I had a locket when I was younger. It was silver, maybe gold. That doesn't matter though because it was perfect unlike me but so much like my childhood. So much like him.

It's weird that I lost the locket the day I lost him. Death like I said, leaves someone on the other side, aching and crying. I remember the kiss to my cheek and his cold hands. He was so cold. So dead. So like that perfect locket.

I didn't loose the locket. I was walking away from that house when I ripped it off my neck, cutting my delicate skin. I threw in that puddle and I walked away. And now that aching feeling has returned, the crying has never stopped and that one hundred pound weight around my heart is slowly but steadily killing me.
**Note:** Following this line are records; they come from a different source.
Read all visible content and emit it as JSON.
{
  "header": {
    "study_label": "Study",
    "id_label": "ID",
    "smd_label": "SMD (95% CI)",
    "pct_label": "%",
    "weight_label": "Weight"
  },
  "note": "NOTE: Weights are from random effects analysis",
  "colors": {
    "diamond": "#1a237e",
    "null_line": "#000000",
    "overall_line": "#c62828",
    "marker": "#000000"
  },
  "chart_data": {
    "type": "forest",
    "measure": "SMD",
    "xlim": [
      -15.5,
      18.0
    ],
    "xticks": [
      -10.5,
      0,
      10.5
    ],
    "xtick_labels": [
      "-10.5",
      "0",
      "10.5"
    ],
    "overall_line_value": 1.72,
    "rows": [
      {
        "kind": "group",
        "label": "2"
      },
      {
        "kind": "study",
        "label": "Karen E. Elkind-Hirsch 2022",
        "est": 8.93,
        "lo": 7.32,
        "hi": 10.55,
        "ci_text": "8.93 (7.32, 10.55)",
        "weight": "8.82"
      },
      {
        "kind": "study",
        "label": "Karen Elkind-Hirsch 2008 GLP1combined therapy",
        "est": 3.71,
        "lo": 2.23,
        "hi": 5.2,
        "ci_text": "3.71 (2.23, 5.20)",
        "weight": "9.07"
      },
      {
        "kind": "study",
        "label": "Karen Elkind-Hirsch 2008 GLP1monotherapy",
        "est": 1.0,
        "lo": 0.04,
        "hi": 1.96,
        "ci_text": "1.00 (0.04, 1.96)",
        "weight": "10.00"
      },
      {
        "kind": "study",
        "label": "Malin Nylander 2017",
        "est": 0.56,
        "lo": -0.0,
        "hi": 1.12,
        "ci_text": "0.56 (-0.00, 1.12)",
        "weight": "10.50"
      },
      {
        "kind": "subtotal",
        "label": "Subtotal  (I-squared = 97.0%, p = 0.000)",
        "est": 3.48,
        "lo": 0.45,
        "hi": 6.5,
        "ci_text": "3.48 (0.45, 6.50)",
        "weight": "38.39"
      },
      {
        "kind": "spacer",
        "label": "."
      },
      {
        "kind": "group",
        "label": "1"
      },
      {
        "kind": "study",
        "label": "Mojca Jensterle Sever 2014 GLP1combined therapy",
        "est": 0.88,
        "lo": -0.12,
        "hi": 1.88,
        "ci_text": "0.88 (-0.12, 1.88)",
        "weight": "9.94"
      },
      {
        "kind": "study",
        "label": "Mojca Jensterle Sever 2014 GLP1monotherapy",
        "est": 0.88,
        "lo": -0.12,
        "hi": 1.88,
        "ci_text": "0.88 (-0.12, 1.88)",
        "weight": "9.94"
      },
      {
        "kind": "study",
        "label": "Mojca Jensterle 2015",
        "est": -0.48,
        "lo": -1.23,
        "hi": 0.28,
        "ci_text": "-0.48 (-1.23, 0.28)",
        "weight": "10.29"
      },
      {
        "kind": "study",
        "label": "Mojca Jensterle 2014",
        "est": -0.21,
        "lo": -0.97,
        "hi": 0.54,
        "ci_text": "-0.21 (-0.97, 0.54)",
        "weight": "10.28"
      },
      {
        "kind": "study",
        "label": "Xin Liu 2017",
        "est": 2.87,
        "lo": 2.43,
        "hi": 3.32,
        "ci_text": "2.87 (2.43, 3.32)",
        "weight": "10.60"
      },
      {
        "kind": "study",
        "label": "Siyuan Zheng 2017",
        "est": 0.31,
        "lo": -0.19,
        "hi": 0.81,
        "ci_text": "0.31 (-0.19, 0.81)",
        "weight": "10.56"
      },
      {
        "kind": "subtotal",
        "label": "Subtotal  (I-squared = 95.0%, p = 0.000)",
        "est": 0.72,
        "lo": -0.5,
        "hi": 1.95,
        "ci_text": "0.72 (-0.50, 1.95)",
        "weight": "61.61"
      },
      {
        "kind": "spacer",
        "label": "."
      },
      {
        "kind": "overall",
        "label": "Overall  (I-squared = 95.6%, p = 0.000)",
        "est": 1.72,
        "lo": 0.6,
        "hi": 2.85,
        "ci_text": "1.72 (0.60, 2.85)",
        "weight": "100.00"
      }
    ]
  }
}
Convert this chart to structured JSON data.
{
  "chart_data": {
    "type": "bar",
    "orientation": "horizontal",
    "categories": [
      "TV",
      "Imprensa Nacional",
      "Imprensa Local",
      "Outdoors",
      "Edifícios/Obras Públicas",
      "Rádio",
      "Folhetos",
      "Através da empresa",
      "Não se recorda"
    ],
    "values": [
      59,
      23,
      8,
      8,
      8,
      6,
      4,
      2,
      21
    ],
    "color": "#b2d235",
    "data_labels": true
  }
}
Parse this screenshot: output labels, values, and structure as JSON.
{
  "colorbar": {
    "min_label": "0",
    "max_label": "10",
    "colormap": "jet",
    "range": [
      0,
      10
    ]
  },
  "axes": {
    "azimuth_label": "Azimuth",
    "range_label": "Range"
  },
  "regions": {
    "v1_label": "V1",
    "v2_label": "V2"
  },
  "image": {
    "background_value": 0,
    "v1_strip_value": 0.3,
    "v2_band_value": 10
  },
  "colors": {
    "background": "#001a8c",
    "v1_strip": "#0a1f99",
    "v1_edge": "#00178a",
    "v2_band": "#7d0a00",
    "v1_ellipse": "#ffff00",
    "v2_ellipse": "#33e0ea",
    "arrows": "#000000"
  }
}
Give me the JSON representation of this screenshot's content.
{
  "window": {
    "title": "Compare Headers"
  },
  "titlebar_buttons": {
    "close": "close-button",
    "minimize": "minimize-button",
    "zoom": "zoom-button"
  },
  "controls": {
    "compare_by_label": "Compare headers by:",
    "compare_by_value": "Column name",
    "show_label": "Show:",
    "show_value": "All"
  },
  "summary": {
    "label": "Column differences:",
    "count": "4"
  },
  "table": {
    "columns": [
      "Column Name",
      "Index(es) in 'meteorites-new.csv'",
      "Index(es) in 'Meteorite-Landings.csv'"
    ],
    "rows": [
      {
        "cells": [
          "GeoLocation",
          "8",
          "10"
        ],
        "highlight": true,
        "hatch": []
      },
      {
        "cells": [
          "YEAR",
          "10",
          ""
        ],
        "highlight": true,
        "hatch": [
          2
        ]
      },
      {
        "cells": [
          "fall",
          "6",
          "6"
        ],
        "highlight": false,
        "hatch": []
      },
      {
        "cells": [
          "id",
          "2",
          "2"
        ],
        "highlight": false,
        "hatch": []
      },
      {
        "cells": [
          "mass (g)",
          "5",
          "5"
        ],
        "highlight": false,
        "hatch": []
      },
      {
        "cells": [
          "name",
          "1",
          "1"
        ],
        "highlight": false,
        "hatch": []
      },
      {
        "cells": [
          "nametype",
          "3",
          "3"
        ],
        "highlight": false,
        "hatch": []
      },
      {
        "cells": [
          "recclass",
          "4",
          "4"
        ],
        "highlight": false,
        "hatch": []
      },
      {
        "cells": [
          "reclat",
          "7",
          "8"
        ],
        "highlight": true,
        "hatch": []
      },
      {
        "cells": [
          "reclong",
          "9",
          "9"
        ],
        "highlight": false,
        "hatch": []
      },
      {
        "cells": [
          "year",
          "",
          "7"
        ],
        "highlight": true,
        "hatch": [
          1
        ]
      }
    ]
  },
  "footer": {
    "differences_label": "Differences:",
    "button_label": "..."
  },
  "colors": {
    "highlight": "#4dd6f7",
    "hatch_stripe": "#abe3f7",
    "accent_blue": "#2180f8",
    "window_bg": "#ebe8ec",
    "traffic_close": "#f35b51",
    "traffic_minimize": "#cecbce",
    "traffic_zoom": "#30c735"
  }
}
Soon I'll be as dead as him, metaphorically of course, because apparently not even the strongest love can kill me. Not even the sweetest kind of murder can save me now.

Why is life so unfair that loved ones are taken away from us! Tell me, no tell us! Tell the people that have lost everything because of you death. Come out from the shadows and face the light. Is death even deadly? Is death even real? I've never seen him. I've only seen his twin, my locket, my love.